La prima conseguenza è il limitare al minimo l’intervento dello Stato in materia economica. Lo Stato è solo un garante esterno dei processi di scambio.

“[…] Lo statista che tentasse di dirigere i privati circa il modo in cui essi dovrebbero impiegare i loro capitali, non solo si addosserebbe il peso di un’attenzione del tutto inutile, ma si assumerebbe un’autorità che non potrebbe essere affidata con sicurezza non solo a una persona singola, ma neppure a qualsiasi consiglio o senato; e che sarebbe estremamente pericolosa proprio nelle mani di un uomo a tal punto folle e presuntuoso da ritenersi adatto a esercitarla.

 In queste parole, più che il timore della tirannide si legge il timore di una limitazione dello spirito commerciale dell’individuo. Lo Stato appare agli occhi di Smith come un nemico da tener quanto più lontano possibile. E in che modo se non limitando la sua libertà di manovra?

Sfugge all’economista britannico il ruolo dello Stato come freno agli eccessi del singolo, al desiderio sfrenato, ai meccanismi di un liberalismo che potrebbe determinare un sempre maggiore accumulo di ricchezza nelle mani di pochissimi[3]. Così come lo Stato non ha parola neppure sulle condizioni salariali ed umane dei lavoratori. Aspetto ancor più rilevante se si pensa alla rivoluzione industriale che Smith viveva.
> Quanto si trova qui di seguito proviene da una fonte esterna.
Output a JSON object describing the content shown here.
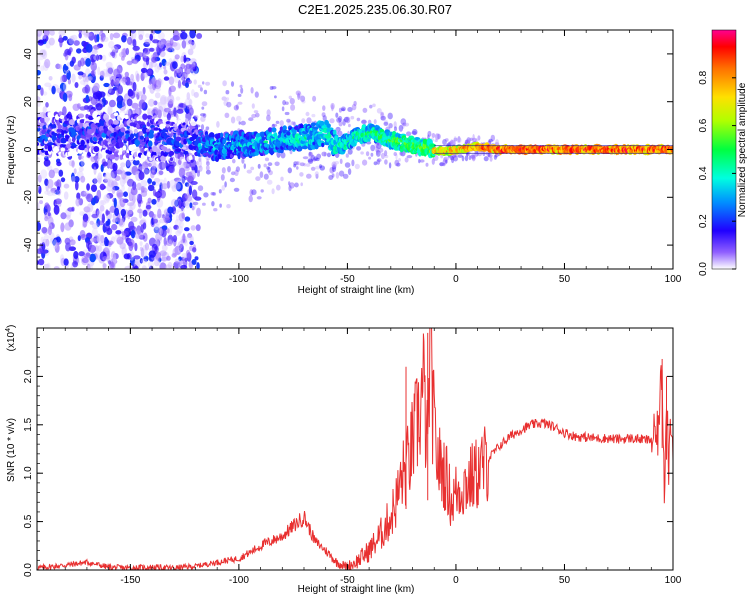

Ritorna in questo periodo il senso dello “Stato oppressore”, del nemico che bisogna allontanare come soluzione al malessere di un cambiamento radicale, pari, nella portata, a quello dei primi telai meccanici.

Smith “giustifica” il suo pensiero alla luce di quella che considera un’analisi scientifica delle leggi di natura che governano l’economia. Così come nel mondo fisico, anche in economia vi sono “descrizioni assolute” (leggi) che spiegano il funzionamento dell’economia di mercato in un contesto concorrenziale. Appare naturale, a Smith, una tale descrizione poiché il mercato è l’espressione diretta della principale caratteristica umana: la propensione allo scambio.
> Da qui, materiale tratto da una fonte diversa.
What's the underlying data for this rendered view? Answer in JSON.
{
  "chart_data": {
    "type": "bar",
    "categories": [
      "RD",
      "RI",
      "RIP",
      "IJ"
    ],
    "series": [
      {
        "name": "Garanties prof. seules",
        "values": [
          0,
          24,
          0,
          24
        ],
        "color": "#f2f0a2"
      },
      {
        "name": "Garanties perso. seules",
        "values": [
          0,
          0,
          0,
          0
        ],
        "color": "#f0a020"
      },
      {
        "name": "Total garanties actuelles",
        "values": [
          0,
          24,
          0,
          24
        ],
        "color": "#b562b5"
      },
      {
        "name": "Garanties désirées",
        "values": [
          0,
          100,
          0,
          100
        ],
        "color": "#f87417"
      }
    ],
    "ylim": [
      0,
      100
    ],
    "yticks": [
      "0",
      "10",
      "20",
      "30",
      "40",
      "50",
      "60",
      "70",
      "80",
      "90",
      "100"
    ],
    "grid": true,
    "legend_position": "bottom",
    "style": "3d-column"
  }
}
E ne porta un esempio con il meccanismo della divisione del lavoro.

“[…] Questa divisione del lavoro, da cui tanti vantaggi sono derivati, non è in origine il risultato di una consapevole intenzione degli uomini, che preveda la generale prosperità che ne risulta. Si tratta invece della conseguenza necessaria, per quanto assai lenta e graduale, di una particolare inclinazione della natura umana che non si preoccupa certo di un’utilità così estesa: l’inclinazione a trafficare, a barattare e a scambiare una cosa con l’altra.
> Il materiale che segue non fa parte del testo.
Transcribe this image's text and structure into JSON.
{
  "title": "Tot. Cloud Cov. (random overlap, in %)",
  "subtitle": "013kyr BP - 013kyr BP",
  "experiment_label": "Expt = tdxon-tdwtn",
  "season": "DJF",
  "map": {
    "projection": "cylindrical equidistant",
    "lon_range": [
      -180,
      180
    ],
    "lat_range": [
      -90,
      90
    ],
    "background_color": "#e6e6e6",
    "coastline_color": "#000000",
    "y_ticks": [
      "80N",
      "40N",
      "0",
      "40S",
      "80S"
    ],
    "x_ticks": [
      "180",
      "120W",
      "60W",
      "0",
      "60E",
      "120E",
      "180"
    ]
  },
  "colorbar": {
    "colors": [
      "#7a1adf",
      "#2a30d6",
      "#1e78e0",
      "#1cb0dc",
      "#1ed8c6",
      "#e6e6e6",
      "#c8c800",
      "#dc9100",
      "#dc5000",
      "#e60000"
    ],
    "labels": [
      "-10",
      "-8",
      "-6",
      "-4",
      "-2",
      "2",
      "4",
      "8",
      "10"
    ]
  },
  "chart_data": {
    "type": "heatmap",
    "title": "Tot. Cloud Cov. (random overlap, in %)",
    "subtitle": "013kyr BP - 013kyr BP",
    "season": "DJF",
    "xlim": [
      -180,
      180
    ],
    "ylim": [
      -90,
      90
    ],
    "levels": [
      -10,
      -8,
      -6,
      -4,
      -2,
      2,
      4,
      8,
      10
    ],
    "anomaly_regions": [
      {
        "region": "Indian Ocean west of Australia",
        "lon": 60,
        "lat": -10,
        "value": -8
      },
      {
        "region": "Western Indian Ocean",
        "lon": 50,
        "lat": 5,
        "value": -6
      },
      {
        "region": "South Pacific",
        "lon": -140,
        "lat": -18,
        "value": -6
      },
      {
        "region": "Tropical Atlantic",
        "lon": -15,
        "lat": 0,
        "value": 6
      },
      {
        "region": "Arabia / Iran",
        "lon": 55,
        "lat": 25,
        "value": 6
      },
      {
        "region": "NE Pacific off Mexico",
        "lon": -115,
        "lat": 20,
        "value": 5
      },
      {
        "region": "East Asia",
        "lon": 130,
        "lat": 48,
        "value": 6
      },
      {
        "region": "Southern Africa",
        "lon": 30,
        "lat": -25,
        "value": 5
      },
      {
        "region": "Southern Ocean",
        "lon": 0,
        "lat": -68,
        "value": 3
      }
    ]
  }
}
Come può Smith parlare di leggi di natura, mancando l’analisi economica del tempo di una base logica forte ed un’assiomatica rigorosa? Il contemporaneo florido sviluppo delle scienze naturali ha quasi “costretto” Smith a parlare di economia come scienza, affinché il suo discorso apparisse lontano dalla speculazione filosofica.

Antiscientifico appare, in conclusione, il pensiero di Smith. Antiscientifico come i manifesti dei movimenti populisti che si appellano a verità terze, lontane da metodo ed analisi critica. Quel metodo e quell’analisi che la storia sembrava aver reso parte dell’evoluzione sociale dell’uomo. Ecco, sembrava.

[1] J. Boncouer & H. Thouément, Le idee dell’economia, Edizioni Dedalo.

[2] A. Smith & C. Scognamiglio, Adam Smith: indagine sulla natura e le cause della ricchezza delle nazioni, Luiss University Press, 2007

[3] T. Piketty, Disuguaglianze, Egea spa, 2018.